This kind of Dataframe is completely wrong of course, it doesn't deliver correct information.**

In [None]:
df = pd.read_sql("SELECT * \
            FROM Prod \
            LEFT JOIN Movies", con)
df

**Sometimes a movie is the result of the collaboration of multiple production companies. In this project we have 52 production companies and 18 movies. We want to investigate which movie was produced by which company. We can obtain that with the LEFT JOIN query: we obtain all the records of the left table ("prod" in this case) combined to the corresponding records of the right table ("movies"). This is possible only thanks to the "id" column, which is in both tables. Only "id" we couldn't determine which company is related to which movie, because "id", which is in both table, is the unique key that is assigned to the single movie. Just "JOIN" (which is by default an "INNER JOIN") would work too, but when there are complex projects it's better to use LEFT JOIN **  

In [None]:
pd.set_option('display.max_rows', 60)

df = pd.read_sql("SELECT Prod.id, Prod.comp_name, Movies.revenue, Movies.title \
            FROM Prod \
            LEFT JOIN Movies \
            ON Prod.id=Movies.id", con)
df.head(10)

In [None]:
#df.to_dict()

In [None]:
df.groupby(['id', 'title', 'revenue'])['comp_name'].apply(list)
df.head(10)

In [None]:
pd.set_option('display.max_rows', 20)

df = pd.read_sql("SELECT Prod.id, Prod.comp_name, Movies.revenue, Movies.title \
            FROM Prod \
            LEFT JOIN Movies \
            ON Prod.id=Movies.id\
            GROUP BY Prod.id, Movies.revenue, Movies.title\
            ORDER BY Movies.revenue DESC", con)
df

In [None]:
df.info()

**The most successful production companies**

In [None]:
df.groupby("comp_name").revenue.sum().sort_values(ascending = False)
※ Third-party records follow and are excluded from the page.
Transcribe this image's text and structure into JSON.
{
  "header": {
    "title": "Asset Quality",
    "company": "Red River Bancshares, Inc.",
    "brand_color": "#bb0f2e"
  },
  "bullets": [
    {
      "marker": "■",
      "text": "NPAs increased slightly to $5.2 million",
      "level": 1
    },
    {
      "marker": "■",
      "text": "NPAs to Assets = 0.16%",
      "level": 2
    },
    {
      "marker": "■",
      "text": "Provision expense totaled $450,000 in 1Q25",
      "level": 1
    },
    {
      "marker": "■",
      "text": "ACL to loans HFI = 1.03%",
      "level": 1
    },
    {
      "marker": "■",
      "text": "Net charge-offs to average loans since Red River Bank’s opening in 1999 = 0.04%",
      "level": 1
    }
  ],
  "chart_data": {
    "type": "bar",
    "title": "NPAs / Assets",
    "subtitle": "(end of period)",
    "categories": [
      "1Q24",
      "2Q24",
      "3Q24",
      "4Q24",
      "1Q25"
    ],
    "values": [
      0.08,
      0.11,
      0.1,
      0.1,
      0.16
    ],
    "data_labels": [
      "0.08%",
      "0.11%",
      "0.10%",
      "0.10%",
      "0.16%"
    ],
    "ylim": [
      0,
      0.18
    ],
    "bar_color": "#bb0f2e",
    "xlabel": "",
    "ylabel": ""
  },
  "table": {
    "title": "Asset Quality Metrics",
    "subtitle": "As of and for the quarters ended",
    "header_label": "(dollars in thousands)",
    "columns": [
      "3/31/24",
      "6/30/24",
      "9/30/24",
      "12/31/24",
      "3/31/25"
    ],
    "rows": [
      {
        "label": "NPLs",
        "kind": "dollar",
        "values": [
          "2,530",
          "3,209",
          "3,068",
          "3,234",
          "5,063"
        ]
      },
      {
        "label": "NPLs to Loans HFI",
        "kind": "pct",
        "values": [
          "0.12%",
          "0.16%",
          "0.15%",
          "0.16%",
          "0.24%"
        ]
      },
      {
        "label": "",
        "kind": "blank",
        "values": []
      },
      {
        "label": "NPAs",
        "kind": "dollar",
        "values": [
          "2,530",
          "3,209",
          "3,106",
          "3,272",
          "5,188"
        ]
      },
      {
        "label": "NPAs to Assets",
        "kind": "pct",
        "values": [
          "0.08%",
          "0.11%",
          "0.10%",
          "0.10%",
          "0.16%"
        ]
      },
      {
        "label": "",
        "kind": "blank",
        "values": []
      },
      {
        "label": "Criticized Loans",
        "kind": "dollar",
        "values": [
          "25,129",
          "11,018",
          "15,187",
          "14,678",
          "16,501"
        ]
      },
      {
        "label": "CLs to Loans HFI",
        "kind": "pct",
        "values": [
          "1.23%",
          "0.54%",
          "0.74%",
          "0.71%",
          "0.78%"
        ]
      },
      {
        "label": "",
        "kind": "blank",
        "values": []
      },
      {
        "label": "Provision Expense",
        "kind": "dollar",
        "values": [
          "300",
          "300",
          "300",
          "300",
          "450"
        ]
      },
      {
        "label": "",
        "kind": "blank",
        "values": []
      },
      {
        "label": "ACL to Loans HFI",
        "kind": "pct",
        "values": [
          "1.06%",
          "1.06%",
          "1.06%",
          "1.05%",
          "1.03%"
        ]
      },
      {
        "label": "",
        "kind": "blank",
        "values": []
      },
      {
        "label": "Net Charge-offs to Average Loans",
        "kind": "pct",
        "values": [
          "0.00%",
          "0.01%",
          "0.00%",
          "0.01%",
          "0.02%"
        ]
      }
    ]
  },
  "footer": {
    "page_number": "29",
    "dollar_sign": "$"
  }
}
**Production companies only for the movie "Titanic"**

In [None]:
pd.read_sql("SELECT  Prod.comp_name \
            FROM Prod \
            LEFT JOIN Movies \
            ON Prod.id=Movies.id \
            WHERE Movies.title = 'Titanic'", con)

**What genre is each movie? Let's join the table "Genres" with the table "Movie":**

In [None]:
df2 = pd.read_sql("SELECT Genres.id, Genres.genre_name, Movies.revenue, Movies.title \
            FROM Genres \
            LEFT JOIN Movies \
            ON Genres.id=Movies.id", con)
df2

**Which genres makes more money? Let's group by genre:**

In [None]:
df2.groupby("genre_name").revenue.sum().sort_values(ascending = False)

**Let's obtain the genre only for the movie "Frozen II":**

In [None]:
pd.read_sql("SELECT Genres.genre_name \
            FROM Genres \
            LEFT JOIN Movies \
            ON Genres.id=Movies.id \
            WHERE Movies.title = 'Frozen II'", con)

In [None]:
con.close()